Transcriptomic signatures of villous cytotrophoblast and syncytiotrophoblast in term human placenta.

During pregnancy, the placenta ensures multiple functions, which are directly involved in the initiation, fetal growth and outcome of gestation. The placental tissue involved in maternal-fetal exchanges and in synthesis of pregnancy hormones is the mononucleated villous cytotrophoblast (VCT) which aggregates and fuses to form and renew the syncytiotrophoblast (ST). Knowledge of the gene expression pattern specific to this endocrine and exchanges tissue of human placenta is of major importance to understand functions of this heterogeneous and complex tissue. Therefore, we undertook a global analysis of the gene expression profiles of primary cultured-VCT (n=6) and in vitro-differentiated-ST (n=5) in comparison with whole term placental tissue from which mononucleated VCT were isolated. A total of 880 differentially expressed genes (DEG) were observed between VCT/ST compared to whole placenta, and a total of 37 and 137 genes were significantly up and down-regulated, respectively, in VCT compared to ST. The 37 VCT-genes were involved in cellular processes (assembly, organization, and maintenance), whereas the 137 ST-genes were associated with lipid metabolism and cell morphology. In silico, all networks were linked to 3 transcriptional regulators (PPARγ, RARα and NR2F1) which are known to be essential for trophoblast differentiation. Furthermore, a subset of DEG were validated by RT-qPCR or by immunohistochemistry. To conclude, recognition of these pathways is fundamental to increase our understanding of the molecular basis of human trophoblast differentiation. The present study provides for the first time a gene expression signature of the VCT and ST compared to their originated term human placental tissue. One microgram of total RNA from each sample preparation was amplified using the MessageAmp RNA kit (Ambion), and 3 µg of amplified RNA (aRNA) was Cy-dye labeled using the CyScribe first-strand cDNA labeling kit (Amersham Biosciences). To compare the gene expression pattern obtained from each cultured cells (VCT or ST) with the one obtained from corresponding total placental extracts, amplified RNA from cultured cells was labeled with Cy5, while the aRNA from placental tissue was labeled with Cy3. A total of six (VCT) or five (ST) individual cDNA microarrays were performed in this condition.

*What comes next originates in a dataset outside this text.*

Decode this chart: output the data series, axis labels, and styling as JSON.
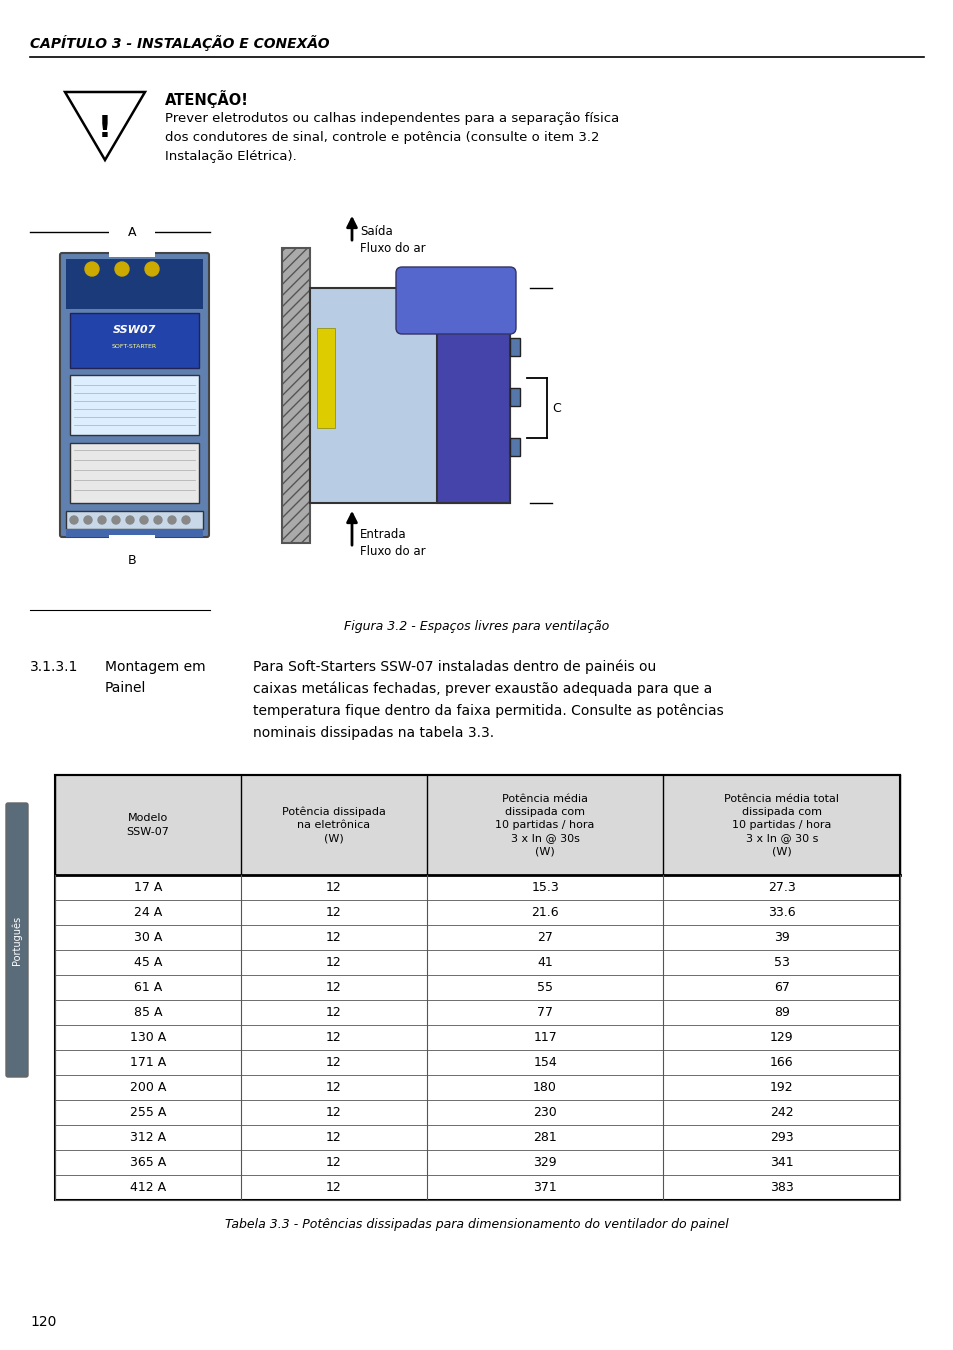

妊娠期间，胎盘发挥多项功能，直接参与妊娠启动、胎儿生长及妊娠结局的调控。参与母胎物质交换与妊娠激素合成的胎盘组织成分为单核绒毛细胞滋养层细胞（mononucleated villous cytotrophoblast, VCT），该细胞可聚集并融合，以形成并更新合体滋养层细胞（syncytiotrophoblast, ST）。解析人类胎盘这一兼具内分泌与物质交换功能的组织的特异性基因表达谱，对于理解这一异质性复杂组织的功能具有重要意义。为此，本研究针对原代培养的VCT（n=6）与体外分化获得的ST（n=5）的基因表达谱开展了全局分析，并以分离得到VCT的足月胎盘整体组织作为对照。与足月胎盘整体组织相比，VCT与ST中共筛选得到880个差异表达基因（differentially expressed genes, DEG）；且相较于ST，VCT中分别有37个基因显著上调、137个基因显著下调。这37个VCT特异性基因参与细胞过程（包括组装、组织及维持），而137个ST特异性基因则与脂质代谢及细胞形态相关。生物信息学分析显示，所有差异基因的调控网络均与3种转录调控因子（PPARγ、RARα及NR2F1）相关，上述因子已被证实对滋养层细胞分化至关重要。此外，本研究通过逆转录实时定量聚合酶链式反应（RT-qPCR）与免疫组织化学技术对部分差异表达基因进行了验证。综上，明确上述通路机制，对于加深我们对人类滋养层细胞分化的分子基础的理解具有关键作用。本研究首次报道了相较于其来源的足月人类胎盘组织，VCT与ST的基因表达特征谱。每份样本制备物提取的1μg总RNA采用MessageAmp RNA试剂盒（Ambion）进行扩增，随后取3μg扩增后的RNA（amplified RNA, aRNA）使用CyScribe第一链cDNA标记试剂盒（Amersham Biosciences）进行Cy染料标记。为比较培养细胞（VCT或ST）与对应胎盘总提取物的基因表达模式，培养细胞的扩增RNA采用Cy5标记，而胎盘组织来源的aRNA则采用Cy3标记。本研究共针对VCT组（6例）与ST组（5例）分别开展了独立的cDNA微阵列实验。